Tom, alas, you've been taken in by the Arnold propaganda machine. The emergency measure was mainly a shell game designed to give our governor the ability to make many financial decisions without input from others. Yes, the right wing was against the tax part, but my faculty union opposed the measure too. It was a poorly worded measure that wasn't going to do what it promised to do and which the governor was going to use to try to divide the state's liberals against each other. It was deservedly voted down by almost everyone--the "blame the voter not the governor" part is just more propaganda. The problem in this case is not the voters, but the governor. But yeah, the Parker ensemble music is really amazing. Nothing else sounds remotely like it.

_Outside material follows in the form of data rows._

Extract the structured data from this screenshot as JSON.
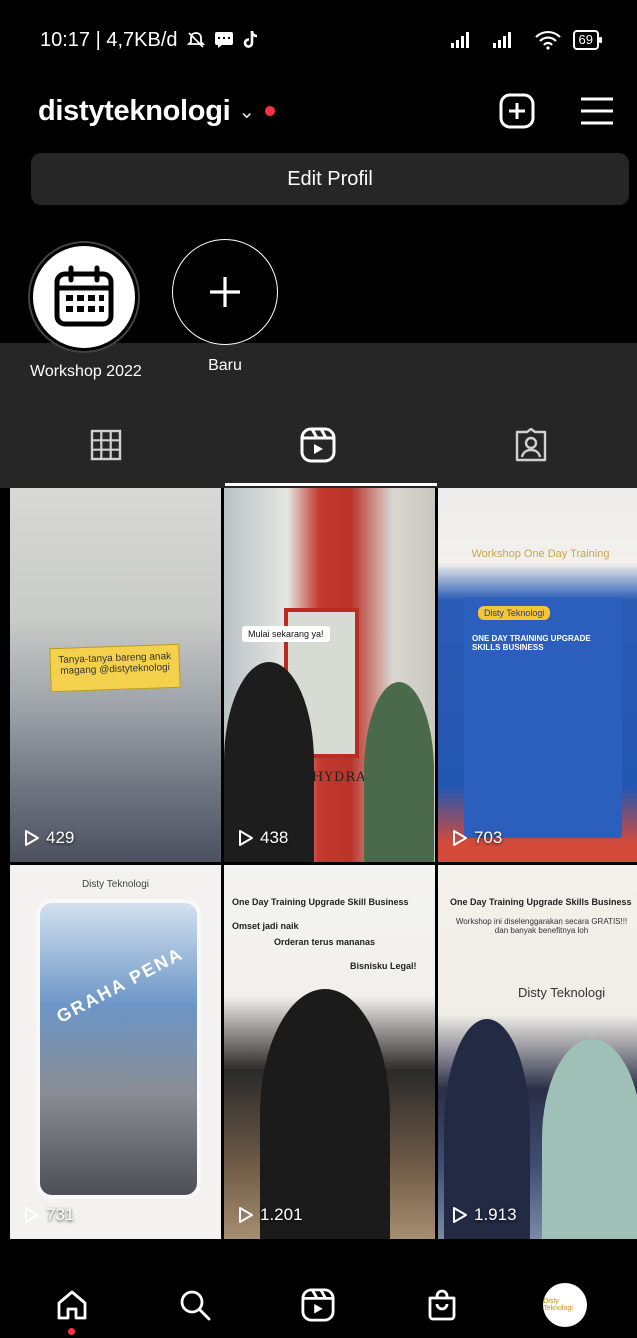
{
  "status_bar": {
    "time_info": "10:17 | 4,7KB/d",
    "battery": "69"
  },
  "header": {
    "username": "distyteknologi",
    "chevron": "⌄"
  },
  "profile": {
    "edit_button": "Edit Profil"
  },
  "highlights": [
    {
      "label": "Workshop 2022",
      "icon": "calendar-icon"
    },
    {
      "label": "Baru",
      "icon": "plus-icon"
    }
  ],
  "tabs": [
    {
      "name": "grid",
      "icon": "grid-icon"
    },
    {
      "name": "reels",
      "icon": "reels-icon",
      "active": true
    },
    {
      "name": "tagged",
      "icon": "tagged-icon"
    }
  ],
  "posts": [
    {
      "views": "429"
    },
    {
      "views": "438"
    },
    {
      "views": "703"
    },
    {
      "views": "731"
    },
    {
      "views": "1.201"
    },
    {
      "views": "1.913"
    }
  ],
  "post_texts": {
    "p1_sticker": "Tanya-tanya bareng anak magang @distyteknologi",
    "p2_bubble": "Mulai sekarang ya!",
    "p2_sign": "HYDRANT",
    "p3_overlay": "Workshop One Day Training",
    "p3_poster_title": "ONE DAY TRAINING UPGRADE SKILLS BUSINESS",
    "p3_brand": "Disty Teknologi",
    "p4_brand": "Disty Teknologi",
    "p4_building": "GRAHA PENA",
    "p5_line1": "One Day Training Upgrade Skill Business",
    "p5_line2": "Omset jadi naik",
    "p5_line3": "Orderan terus mananas",
    "p5_line4": "Bisnisku Legal!",
    "p6_line1": "One Day Training Upgrade Skills Business",
    "p6_line2": "Workshop ini diselenggarakan secara GRATIS!!! dan banyak benefitnya loh",
    "p6_brand": "Disty Teknologi"
  },
  "bottom_nav": [
    {
      "name": "home",
      "icon": "home-icon"
    },
    {
      "name": "search",
      "icon": "search-icon"
    },
    {
      "name": "reels",
      "icon": "reels-icon"
    },
    {
      "name": "shop",
      "icon": "shop-icon"
    },
    {
      "name": "profile",
      "avatar_text": "Disty Teknologi"
    }
  ],
  "colors": {
    "background": "#000000",
    "surface": "#262626",
    "notification": "#ff3040",
    "text": "#ffffff"
  }
}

Don: well, I'll play Sherlock Holmes with your comment. Two ways to read your remark about Holmes: that like Holmes I an noticing a phenomena and trying to draw inferences from it, or that like Holmes I am stereotyping based on gender. Since in this case I asked a question based on observation rather than making an assertion, Holmes might suggest that there's an ambiguity about your remarks, but that taking questions as statements which one then argues against is aggressive. So your comment is marked both by aggressive and more friendly and/or ambiguous implications simultaneously, which seems to hold true for your closing question as well, which could be read as a critique of a position that in fact I didn't take, but which doesn't necessarily read that way. So reading your comments as being either more or less aggressive is possible, and I think Holmes would probably need further info to decide which tactic you were more centrally employing. But he might conclude by saying that your comment could only be considered feminine if it was feminine to ambiguously mix aggression and more gentle (potentially) questioning, which in fact doesn't seem likely even if one did hold an essentializing attitude about gender that you may or may not be implying I have.
Thanks for the book suggestions, everyone. I have more reading material than I can handle right now, which is both great and terrible. I'm a huge Philip K. Dick fan too, Joe, although I go back and forth on whether I like him or Stanislaw Lem better.
ah well, t's all the news of CA we get out east. today's nytimes: "in California, where a $24 billion deficit for the coming fiscal year is the nation’s worst, Gov. Arnold Schwarzenegger has proposed releasing thousands of prisoners early and closing more than 200 state parks." hurray!
He'll propose anything other than even a reasonable amount of taxation for corporations. Know what I'm saying? Close the schools, close the parks, close the prisons, but absolutely never tax anybody a single cent who's already making more than 10 million a year.
I never meant to imply any sort of influence, I only pointed out that the style itself is a very old style, and concept. Certainly it can be rediscovered or reinvented by different people and different times.
What I was saying was that back in old Japan, both men and women practiced the style. The inventor the essay in Western literature, Montaigne, pretty much wrote in this style.
So I think there's absolutely zero basis for saying this has anything to do with gender. The japanese examples support my point, that's all.
I remember Montaigne's Blog. It was the Silliman's Blog of its day.
Well, I'm new to the blogosphere and I've been warned by my wife to keep all posts to two paragraphs. At most! That kind of limits, on purpose, the number of subjects you can take on. So I get around this by posting almost everyday. Is this rule a "true" rule? A useful one? And how is California doing these days after the supposed budget "fix" of late summer? I was in Paris just last June. Rather be there than here, especially with all this health reform screeching going on. So, what, we all like the status quo now? We don't actually want to fix it? Now there's a bunch of subjects all at once!